A forma como o Christopher Anderson vê o mundo é incrível

Um tipo que fotografa pessoas para ver como essas pessoas ficam fotografadas.

A Magnum é, provavelmente, a agência fotográfica mais famosa do mundo. Mesmo que nunca tenhas ouvido falar dela, é muito provável que já conheças algumas das suas imagens — seja a cobertura do Robert Capa da Guerra Civil Espanhola, a Afghan Girl do Steve McCurry, ou as paisagens das férias britânicas do Martin Parr. Ao contrário do que acontece na maioria das agências, os membros da Magnum são seleccionados por outros fotógrafos da agência. Escusado será dizer que, sendo esta a maior agência de fotógrafos do mundo, é difícil integrar a equipa. Na sequência de uma parceria com a Magnum, vamos apresentar o perfil de alguns dos seus fotógrafos durante as próximas semanas. O primeiro é o Christopher Anderson, que foi nomeado para a Magnum em 2005 e que a integrou efectivamente cinco anos depois.
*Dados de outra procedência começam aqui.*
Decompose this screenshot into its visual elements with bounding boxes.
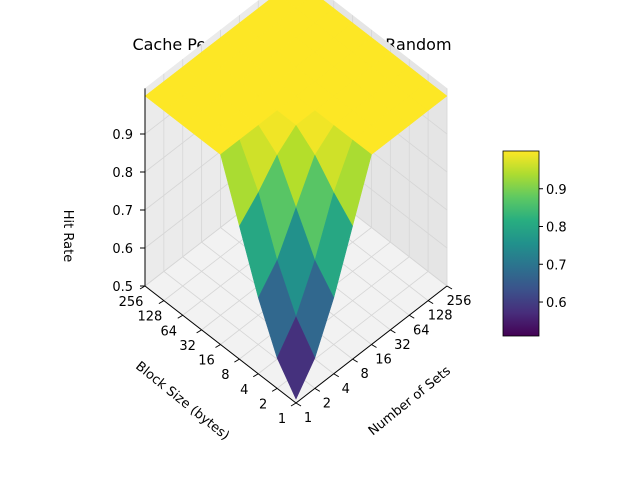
colorbar-tick-label: 0.9 (546, 183, 567, 198)
y-axis-label: Block Size (bytes) (132, 359, 232, 444)
colorbar-tick-label: 0.8 (546, 221, 567, 236)
surface-face (284, 0, 308, 9)
y-tick-mark (271, 387, 278, 392)
x-tick-mark (314, 387, 321, 392)
y-tick-mark (215, 344, 221, 348)
z-tick-label: 0.8 (112, 166, 133, 181)
surface-plot (144, 0, 448, 400)
y-tick-mark (290, 402, 297, 407)
y-tick-label: 256 (119, 295, 144, 310)
x-tick-label: 64 (413, 323, 430, 338)
y-tick-label: 4 (240, 383, 248, 398)
x-tick-mark (408, 314, 415, 319)
x-tick-label: 16 (375, 353, 392, 368)
z-tick-label: 0.9 (112, 128, 133, 143)
z-tick-label: 0.7 (112, 204, 133, 219)
y-tick-mark (158, 300, 165, 305)
surface-face (276, 316, 316, 400)
x-tick-mark (371, 344, 377, 348)
x-tick-label: 128 (428, 309, 453, 324)
x-axis-label: Number of Sets (366, 363, 454, 438)
colorbar-tick-label: 0.6 (546, 296, 567, 311)
colorbar-tick-label: 0.7 (546, 258, 567, 273)
x-tick-mark (446, 285, 453, 290)
y-tick-label: 8 (221, 368, 229, 383)
z-tick-label: 0.5 (112, 280, 133, 295)
x-tick-label: 1 (304, 411, 312, 426)
x-tick-label: 32 (394, 338, 411, 353)
x-tick-mark (352, 358, 358, 363)
y-tick-label: 1 (278, 412, 286, 427)
y-tick-mark (196, 329, 202, 334)
x-tick-mark (333, 373, 340, 378)
x-tick-label: 2 (323, 396, 331, 411)
x-tick-label: 4 (342, 382, 350, 397)
x-tick-label: 8 (360, 367, 368, 382)
colorbar-gradient (502, 150, 540, 337)
x-tick-mark (295, 402, 302, 407)
x-tick-label: 256 (447, 294, 472, 309)
z-tick-label: 0.6 (112, 242, 133, 257)
y-tick-mark (252, 373, 259, 378)
y-tick-label: 16 (198, 354, 215, 369)
colorbar: 0.6 0.7 0.8 0.9 (502, 150, 567, 337)
y-tick-label: 32 (179, 339, 196, 354)
x-tick-mark (390, 329, 396, 334)
z-axis-label: Hit Rate (60, 210, 75, 262)
y-tick-label: 64 (160, 324, 177, 339)
y-tick-label: 128 (137, 310, 162, 325)
axes: 124816326412825612481632641282560.50.60.… (112, 88, 471, 427)
y-tick-label: 2 (259, 397, 267, 412)
y-tick-mark (234, 358, 240, 363)
x-tick-mark (427, 300, 434, 305)
y-tick-mark (177, 314, 184, 319)
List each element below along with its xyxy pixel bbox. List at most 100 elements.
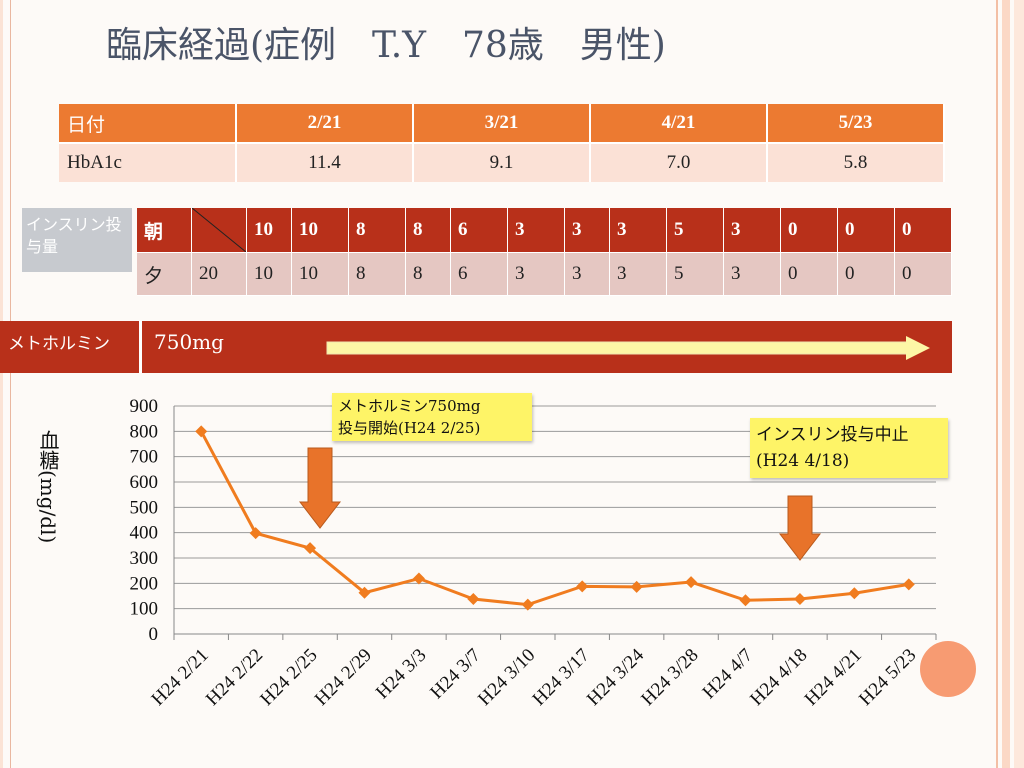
data-point (902, 578, 915, 591)
data-point (576, 580, 589, 593)
hba1c-value-row: HbA1c 11.4 9.1 7.0 5.8 (59, 142, 945, 182)
hba1c-value: 9.1 (413, 142, 591, 182)
y-tick-label: 100 (130, 599, 159, 620)
insulin-morning-dose: 0 (780, 208, 838, 253)
x-tick-label: H24 4/21 (801, 645, 866, 710)
insulin-morning-dose: 10 (291, 208, 349, 253)
right-stripe-1 (996, 0, 998, 768)
series-line (199, 430, 910, 607)
y-tick-label: 600 (130, 472, 159, 493)
date-cell: 3/21 (413, 104, 591, 143)
metformin-label: メトホルミン (0, 321, 142, 373)
insulin-morning-dose: 0 (837, 208, 895, 253)
insulin-table: 朝 10 10 8 8 6 3 3 3 5 3 0 0 0 夕 20 10 10 8 8 6 3 3 3 5 3 0 0 0 (137, 208, 952, 296)
insulin-evening-dose: 3 (723, 252, 781, 296)
x-tick-label: H24 3/17 (529, 645, 594, 710)
insulin-morning-dose: 3 (609, 208, 667, 253)
y-tick-label: 500 (130, 497, 159, 518)
insulin-evening-dose: 20 (191, 252, 247, 296)
left-border-line (10, 0, 11, 768)
data-point (412, 572, 425, 585)
metformin-dose: 750mg (154, 330, 224, 354)
data-point (195, 425, 208, 438)
date-cell: 4/21 (590, 104, 768, 143)
insulin-evening-dose: 8 (348, 252, 406, 296)
insulin-stop-arrow (778, 495, 822, 561)
y-tick-label: 200 (130, 573, 159, 594)
insulin-evening-dose: 0 (894, 252, 952, 296)
insulin-morning-dose: 10 (246, 208, 292, 253)
hba1c-value: 11.4 (236, 142, 414, 182)
callout-line: (H24 4/18) (756, 451, 850, 471)
x-tick-label: H24 3/28 (637, 645, 702, 710)
morning-label: 朝 (137, 208, 192, 253)
y-tick-label: 900 (130, 396, 159, 417)
callout-line: 投与開始(H24 2/25) (338, 419, 481, 437)
hba1c-value: 5.8 (767, 142, 945, 182)
hba1c-value: 7.0 (590, 142, 768, 182)
y-tick-label: 0 (149, 624, 159, 645)
x-tick-label: H24 2/29 (311, 645, 376, 710)
data-point (304, 542, 317, 555)
insulin-evening-dose: 0 (837, 252, 895, 296)
decorative-orange-circle (920, 641, 976, 697)
right-stripe-3 (1014, 0, 1024, 768)
insulin-dose-label: インスリン投与量 (22, 208, 132, 272)
date-cell: 2/21 (236, 104, 414, 143)
y-tick-label: 300 (130, 548, 159, 569)
insulin-evening-dose: 10 (291, 252, 349, 296)
x-tick-label: H24 3/24 (583, 644, 649, 710)
date-cell: 5/23 (767, 104, 945, 143)
diagonal-empty-cell (191, 208, 247, 253)
data-point (249, 527, 262, 540)
metformin-duration-arrow (326, 336, 930, 360)
insulin-morning-dose: 5 (666, 208, 724, 253)
data-point (521, 598, 534, 611)
insulin-morning-dose: 3 (507, 208, 565, 253)
insulin-evening-row: 夕 20 10 10 8 8 6 3 3 3 5 3 0 0 0 (137, 252, 952, 296)
data-point (685, 576, 698, 589)
x-tick-label: H24 4/18 (746, 645, 811, 710)
x-tick-label: H24 2/22 (202, 645, 267, 710)
data-point (793, 593, 806, 606)
data-point (739, 594, 752, 607)
insulin-evening-dose: 3 (507, 252, 565, 296)
data-point (467, 593, 480, 606)
insulin-evening-dose: 6 (450, 252, 508, 296)
data-point (358, 586, 371, 599)
callout-line: インスリン投与中止 (756, 425, 909, 445)
insulin-morning-dose: 8 (348, 208, 406, 253)
y-tick-label: 700 (130, 447, 159, 468)
x-tick-label: H24 5/23 (855, 645, 920, 710)
evening-label: 夕 (137, 252, 192, 296)
insulin-morning-dose: 8 (405, 208, 451, 253)
date-header-label: 日付 (59, 104, 237, 143)
insulin-morning-dose: 0 (894, 208, 952, 253)
insulin-evening-dose: 5 (666, 252, 724, 296)
x-tick-label: H24 2/21 (148, 645, 213, 710)
hba1c-row-label: HbA1c (59, 142, 237, 182)
insulin-morning-dose: 6 (450, 208, 508, 253)
insulin-morning-dose: 3 (723, 208, 781, 253)
x-tick-label: H24 3/3 (372, 645, 431, 704)
metformin-start-callout: メトホルミン750mg 投与開始(H24 2/25) (332, 393, 532, 441)
right-stripe-2 (1002, 0, 1010, 768)
hba1c-header-row: 日付 2/21 3/21 4/21 5/23 (59, 104, 945, 143)
insulin-evening-dose: 8 (405, 252, 451, 296)
data-point (848, 587, 861, 600)
insulin-evening-dose: 3 (609, 252, 667, 296)
insulin-morning-dose: 3 (564, 208, 610, 253)
callout-line: メトホルミン750mg (338, 397, 481, 415)
y-tick-label: 800 (130, 421, 159, 442)
insulin-morning-row: 朝 10 10 8 8 6 3 3 3 5 3 0 0 0 (137, 208, 952, 253)
x-tick-label: H24 2/25 (256, 645, 321, 710)
left-edge-stripe (0, 0, 3, 768)
data-point (630, 580, 643, 593)
insulin-evening-dose: 0 (780, 252, 838, 296)
hba1c-table: 日付 2/21 3/21 4/21 5/23 HbA1c 11.4 9.1 7.… (59, 104, 945, 182)
insulin-stop-callout: インスリン投与中止 (H24 4/18) (750, 418, 948, 478)
slide-title: 臨床経過(症例 T.Y 78歳 男性) (106, 25, 666, 66)
y-axis-label: 血糖(mg/dl) (36, 430, 60, 544)
insulin-evening-dose: 3 (564, 252, 610, 296)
O seu trabalho inaugural, sobre a viagem ilegal de imigrantes haitianos aos EUA — na qual Christopher naufragou, juntamente com eles, no Mar do Caribe, num barco de madeira improvisado chamado Believe in God —, valeu-lhe à Medalha de Ouro Robert Capa. Os trabalhos que se seguiram incluem Son, uma série de fotografias em que o Christian registou a própria esposa e filhos, enquanto o seu pai adoecia com cancro, e Capitolio, que documenta os tumultos em Caracas durante os tempos de Chávez. Fui conversar com o Christopher sobre o modo como ele se vê e como isso se foi alterando durante a sua carreira. Joe Biden a desembarcar do Air Force Two na Virgínia, para a New York Magazine. VICE: Distanciaste-te abertamente do fotojornalismo no passado. Porquê?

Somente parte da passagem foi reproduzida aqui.